Is your view that Marx’s theory of wage determination in volume 1 of Capital that real wages in capitalism can and will rise above the value of the maintenance and reproduction of labour, and in the long run will keep rising, vastly improving the living standards of workers?If you say “yes,” then my refutation here of Marx’s view of a rising rate of exploitation in capitalism (from increasing surplus value extracted from workers) is vindicated.
If not, and you think that Marx’s view was that wages tend towards the value of the maintenance and reproduction of labour (and, yes, this was Marx’s view: see here and here), then you need to explain the data on the soaring real wage in capitalism over the past 160 years.
The data in de Zwart et al. (2014) provide a useful summary of the long-run trend in modern capitalism, but for the real wages of building labourers from the 1820s to the 2000s. They provide decadal averages of the real wage of building labourers in Western Europe but expressed in the quantity of subsistence baskets of goods that the daily wage buys.
The long-run trend can be seen in the graph below (with data from de Zwart et al. 2014: 80, Table 4.4).
As we can see and beyond any doubt, real wages for building labourers have soared in the long run.
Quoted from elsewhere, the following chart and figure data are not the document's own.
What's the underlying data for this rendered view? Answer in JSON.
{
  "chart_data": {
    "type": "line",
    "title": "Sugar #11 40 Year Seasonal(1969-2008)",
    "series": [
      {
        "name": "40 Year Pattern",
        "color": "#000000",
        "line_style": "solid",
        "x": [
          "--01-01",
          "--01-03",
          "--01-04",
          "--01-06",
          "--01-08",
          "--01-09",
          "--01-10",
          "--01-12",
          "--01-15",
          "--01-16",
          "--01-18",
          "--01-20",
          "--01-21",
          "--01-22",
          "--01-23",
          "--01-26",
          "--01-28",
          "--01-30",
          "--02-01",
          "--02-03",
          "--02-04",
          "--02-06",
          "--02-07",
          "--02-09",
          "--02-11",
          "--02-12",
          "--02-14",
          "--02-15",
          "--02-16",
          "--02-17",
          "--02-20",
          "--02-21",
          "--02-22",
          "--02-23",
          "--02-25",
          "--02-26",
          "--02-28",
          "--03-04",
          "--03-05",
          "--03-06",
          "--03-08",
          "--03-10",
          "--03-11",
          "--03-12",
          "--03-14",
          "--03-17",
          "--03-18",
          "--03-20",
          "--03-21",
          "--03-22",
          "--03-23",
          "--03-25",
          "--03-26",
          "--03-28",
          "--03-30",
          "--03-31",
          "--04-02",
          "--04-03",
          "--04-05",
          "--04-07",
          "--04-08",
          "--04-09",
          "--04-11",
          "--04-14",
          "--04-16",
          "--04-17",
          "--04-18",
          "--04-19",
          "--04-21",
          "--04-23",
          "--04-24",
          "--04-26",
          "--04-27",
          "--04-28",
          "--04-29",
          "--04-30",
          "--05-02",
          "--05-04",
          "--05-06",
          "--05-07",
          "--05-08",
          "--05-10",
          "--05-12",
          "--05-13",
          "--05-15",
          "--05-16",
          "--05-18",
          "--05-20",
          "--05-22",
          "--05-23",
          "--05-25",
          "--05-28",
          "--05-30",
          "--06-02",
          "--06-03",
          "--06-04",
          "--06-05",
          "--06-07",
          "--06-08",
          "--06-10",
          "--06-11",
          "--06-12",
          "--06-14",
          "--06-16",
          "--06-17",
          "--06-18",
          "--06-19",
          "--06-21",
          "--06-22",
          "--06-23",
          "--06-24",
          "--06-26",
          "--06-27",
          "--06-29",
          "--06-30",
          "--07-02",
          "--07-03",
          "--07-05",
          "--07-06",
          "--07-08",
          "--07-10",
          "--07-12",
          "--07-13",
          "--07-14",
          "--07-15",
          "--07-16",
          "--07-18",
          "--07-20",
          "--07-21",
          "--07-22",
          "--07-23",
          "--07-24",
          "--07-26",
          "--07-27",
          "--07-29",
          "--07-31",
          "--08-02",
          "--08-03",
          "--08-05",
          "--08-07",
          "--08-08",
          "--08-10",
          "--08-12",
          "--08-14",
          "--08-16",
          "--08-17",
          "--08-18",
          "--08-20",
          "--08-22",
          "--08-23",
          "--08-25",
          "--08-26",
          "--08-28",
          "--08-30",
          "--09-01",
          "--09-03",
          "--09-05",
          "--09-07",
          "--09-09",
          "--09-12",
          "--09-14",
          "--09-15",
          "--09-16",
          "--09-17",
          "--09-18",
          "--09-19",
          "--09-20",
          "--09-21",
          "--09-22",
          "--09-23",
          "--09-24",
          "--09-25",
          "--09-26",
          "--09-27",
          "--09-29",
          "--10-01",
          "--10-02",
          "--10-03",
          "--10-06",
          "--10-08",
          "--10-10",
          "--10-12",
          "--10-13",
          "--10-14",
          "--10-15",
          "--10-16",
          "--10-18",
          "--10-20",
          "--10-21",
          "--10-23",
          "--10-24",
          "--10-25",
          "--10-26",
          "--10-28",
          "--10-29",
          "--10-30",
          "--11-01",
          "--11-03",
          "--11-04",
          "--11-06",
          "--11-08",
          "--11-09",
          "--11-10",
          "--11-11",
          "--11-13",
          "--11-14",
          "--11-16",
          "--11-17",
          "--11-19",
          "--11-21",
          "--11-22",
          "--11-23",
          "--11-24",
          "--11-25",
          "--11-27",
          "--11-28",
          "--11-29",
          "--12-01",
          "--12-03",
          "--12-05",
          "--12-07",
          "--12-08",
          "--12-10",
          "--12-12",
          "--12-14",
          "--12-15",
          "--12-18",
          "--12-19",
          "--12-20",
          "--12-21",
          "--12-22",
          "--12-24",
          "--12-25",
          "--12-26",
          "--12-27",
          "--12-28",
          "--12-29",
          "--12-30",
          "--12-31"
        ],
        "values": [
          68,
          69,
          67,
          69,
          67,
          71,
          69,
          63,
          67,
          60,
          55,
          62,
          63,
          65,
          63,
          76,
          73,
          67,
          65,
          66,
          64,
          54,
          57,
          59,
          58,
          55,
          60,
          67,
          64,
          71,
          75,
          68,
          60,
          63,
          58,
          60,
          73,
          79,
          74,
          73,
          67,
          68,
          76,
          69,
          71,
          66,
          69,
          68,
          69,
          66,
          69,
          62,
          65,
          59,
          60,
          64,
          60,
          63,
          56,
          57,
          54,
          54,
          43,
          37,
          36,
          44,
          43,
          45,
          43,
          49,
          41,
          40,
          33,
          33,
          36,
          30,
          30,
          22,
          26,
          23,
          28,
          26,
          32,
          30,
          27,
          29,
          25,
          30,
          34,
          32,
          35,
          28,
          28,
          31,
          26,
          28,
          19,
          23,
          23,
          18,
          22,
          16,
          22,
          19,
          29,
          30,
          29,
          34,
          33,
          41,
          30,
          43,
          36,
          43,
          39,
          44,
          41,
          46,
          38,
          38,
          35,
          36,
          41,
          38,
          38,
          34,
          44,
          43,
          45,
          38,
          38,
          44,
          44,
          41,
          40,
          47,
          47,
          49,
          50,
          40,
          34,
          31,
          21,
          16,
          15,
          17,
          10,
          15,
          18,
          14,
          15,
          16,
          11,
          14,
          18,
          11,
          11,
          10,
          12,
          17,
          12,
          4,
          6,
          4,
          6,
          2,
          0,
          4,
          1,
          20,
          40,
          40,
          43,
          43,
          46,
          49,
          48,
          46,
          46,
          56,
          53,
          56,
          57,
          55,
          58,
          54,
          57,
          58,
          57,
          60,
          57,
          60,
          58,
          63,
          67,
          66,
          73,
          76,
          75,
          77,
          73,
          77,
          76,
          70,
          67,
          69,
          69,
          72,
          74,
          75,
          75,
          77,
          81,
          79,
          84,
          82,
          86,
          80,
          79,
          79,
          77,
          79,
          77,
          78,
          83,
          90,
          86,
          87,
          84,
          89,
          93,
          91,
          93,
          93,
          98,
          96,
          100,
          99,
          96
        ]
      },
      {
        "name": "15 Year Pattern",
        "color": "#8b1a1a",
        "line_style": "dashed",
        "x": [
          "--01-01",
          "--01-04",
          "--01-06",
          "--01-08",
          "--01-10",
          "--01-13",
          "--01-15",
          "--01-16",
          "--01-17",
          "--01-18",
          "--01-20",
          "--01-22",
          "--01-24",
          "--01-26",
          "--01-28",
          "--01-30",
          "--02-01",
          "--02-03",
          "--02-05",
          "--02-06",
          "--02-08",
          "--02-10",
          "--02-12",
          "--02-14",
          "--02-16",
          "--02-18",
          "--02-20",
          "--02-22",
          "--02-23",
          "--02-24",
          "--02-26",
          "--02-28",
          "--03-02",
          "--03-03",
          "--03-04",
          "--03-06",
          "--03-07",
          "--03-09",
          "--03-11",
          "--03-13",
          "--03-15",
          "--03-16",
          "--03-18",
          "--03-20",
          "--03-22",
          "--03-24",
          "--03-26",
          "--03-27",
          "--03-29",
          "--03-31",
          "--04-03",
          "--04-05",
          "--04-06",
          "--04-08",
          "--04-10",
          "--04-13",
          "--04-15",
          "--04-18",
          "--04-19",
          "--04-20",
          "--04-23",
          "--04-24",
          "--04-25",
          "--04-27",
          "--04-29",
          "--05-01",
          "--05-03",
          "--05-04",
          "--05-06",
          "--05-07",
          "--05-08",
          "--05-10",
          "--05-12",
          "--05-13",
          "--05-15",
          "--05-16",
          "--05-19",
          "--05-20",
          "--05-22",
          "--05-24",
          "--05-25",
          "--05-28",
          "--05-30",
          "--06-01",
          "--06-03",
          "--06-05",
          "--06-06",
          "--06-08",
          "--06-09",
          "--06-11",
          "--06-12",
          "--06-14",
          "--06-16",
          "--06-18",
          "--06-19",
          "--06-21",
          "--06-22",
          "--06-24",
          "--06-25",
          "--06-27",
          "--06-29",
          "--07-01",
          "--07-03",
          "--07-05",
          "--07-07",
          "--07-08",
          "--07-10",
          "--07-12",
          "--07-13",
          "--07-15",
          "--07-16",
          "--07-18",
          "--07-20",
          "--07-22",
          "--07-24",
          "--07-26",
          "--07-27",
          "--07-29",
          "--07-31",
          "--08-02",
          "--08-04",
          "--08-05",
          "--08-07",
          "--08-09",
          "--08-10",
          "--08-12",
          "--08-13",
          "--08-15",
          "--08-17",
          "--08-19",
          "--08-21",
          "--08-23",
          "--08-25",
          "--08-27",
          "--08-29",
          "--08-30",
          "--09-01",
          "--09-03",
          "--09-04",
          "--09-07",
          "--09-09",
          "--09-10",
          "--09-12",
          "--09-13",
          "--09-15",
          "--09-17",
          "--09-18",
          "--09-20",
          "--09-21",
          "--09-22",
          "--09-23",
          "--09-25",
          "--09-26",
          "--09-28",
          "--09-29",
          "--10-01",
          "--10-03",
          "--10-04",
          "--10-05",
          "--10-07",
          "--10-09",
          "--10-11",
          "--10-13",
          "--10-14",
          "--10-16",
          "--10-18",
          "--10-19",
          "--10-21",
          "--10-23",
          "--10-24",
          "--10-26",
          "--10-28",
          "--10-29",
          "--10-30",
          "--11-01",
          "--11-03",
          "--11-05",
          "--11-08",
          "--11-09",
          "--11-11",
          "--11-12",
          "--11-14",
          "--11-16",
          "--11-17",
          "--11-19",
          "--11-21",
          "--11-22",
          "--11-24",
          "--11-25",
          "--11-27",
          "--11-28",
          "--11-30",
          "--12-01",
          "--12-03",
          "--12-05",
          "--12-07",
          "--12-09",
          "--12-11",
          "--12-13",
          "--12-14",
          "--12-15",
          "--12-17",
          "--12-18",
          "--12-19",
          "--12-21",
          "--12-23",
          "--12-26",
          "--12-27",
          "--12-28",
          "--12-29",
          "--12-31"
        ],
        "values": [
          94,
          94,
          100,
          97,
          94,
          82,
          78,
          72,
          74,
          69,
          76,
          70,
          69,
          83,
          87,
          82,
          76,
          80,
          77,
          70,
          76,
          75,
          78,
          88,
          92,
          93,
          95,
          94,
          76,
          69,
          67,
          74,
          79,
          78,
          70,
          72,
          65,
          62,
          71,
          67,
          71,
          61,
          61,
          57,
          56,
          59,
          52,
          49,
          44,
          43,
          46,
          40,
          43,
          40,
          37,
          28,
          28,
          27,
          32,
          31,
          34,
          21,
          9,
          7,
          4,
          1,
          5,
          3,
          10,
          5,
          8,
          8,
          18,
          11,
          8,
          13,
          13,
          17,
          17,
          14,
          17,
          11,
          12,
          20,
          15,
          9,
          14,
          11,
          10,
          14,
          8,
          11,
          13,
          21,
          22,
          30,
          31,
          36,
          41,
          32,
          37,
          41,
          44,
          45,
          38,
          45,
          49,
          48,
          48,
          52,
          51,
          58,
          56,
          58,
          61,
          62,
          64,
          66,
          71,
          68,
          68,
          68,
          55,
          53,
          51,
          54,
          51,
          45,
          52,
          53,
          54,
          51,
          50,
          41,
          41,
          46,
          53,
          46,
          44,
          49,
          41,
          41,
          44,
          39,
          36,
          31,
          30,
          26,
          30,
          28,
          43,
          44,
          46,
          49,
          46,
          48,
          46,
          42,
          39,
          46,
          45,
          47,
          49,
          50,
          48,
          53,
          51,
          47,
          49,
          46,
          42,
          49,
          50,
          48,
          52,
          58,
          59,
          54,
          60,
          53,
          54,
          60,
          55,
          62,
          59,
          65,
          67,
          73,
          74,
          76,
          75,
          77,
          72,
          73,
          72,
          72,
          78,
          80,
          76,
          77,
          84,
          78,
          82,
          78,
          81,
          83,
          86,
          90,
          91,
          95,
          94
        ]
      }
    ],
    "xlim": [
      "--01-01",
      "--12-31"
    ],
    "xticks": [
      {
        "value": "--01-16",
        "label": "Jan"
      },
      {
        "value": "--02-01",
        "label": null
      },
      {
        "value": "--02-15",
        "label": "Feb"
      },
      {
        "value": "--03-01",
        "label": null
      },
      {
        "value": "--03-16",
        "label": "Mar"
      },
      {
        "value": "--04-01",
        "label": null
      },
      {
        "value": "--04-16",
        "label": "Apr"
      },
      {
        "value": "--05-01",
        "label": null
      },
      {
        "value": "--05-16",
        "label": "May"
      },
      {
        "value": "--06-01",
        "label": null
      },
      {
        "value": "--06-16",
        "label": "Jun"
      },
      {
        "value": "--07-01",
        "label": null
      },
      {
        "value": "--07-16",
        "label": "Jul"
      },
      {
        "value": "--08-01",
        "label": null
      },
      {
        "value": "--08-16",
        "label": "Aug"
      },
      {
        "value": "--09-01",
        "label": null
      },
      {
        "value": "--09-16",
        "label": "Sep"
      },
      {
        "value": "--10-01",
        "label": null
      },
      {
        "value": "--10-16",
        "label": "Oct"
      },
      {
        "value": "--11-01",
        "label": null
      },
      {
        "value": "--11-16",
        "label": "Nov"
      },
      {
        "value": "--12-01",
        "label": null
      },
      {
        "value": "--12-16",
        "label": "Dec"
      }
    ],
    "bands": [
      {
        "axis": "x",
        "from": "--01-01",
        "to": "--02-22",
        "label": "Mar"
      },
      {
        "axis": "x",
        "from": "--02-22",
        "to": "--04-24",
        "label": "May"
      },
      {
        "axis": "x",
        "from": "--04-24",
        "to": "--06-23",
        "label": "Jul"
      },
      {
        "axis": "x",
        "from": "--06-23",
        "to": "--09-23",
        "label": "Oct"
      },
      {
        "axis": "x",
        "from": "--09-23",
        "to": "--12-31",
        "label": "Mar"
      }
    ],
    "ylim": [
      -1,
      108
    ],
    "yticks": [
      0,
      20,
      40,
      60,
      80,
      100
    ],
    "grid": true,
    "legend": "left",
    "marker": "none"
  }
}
Similar trends are apparent for other skilled, semi-skilled and unskilled workers, and for the average real wage, despite short-term regressive periods such as the First World War, the Great Depression, the Second World War, and the stagnation to some extent in real wages in the neoliberal period.
Because we are dealing here with 160 years of data and the y axis has such a broad range, the graph above obscures the rising real wage in the 19th century.
We can see the 19th century trend in the graph below (with data again from de Zwart et al. 2014: 80, Table 4.4).
So even in the 19th century under gold standard capitalism the real wages of building labourers in Western Europe in terms of the number of subsistence baskets of goods was soaring.
Despite Marx’s theory, wages were not tending towards the value of the maintenance and reproduction of labour, which is clearly a type of subsistence wage.
As I argued here, under the logic of Marx’s own theory (if we accept for the sake of argument the concept of surplus labour value) but contrary to what Marx himself argued, capitalism actually has had a historical long-run tendency to reduce the rate of exploitation. One cheer for capitalism!
de Zwart, Pim, van Leeuwen, Bas and Jieli van Leeuwen-Li. 2014. “Real Wages since 1820,” in Jan Luiten van Zanden, Joerg Baten, Marco Mira d’Ercole, Auke Rijpma, Conal Smith and Marcel Timmer (eds.), How was Life?: Global Well-Being since 1820. OECD Publishing, Paris. 73–86.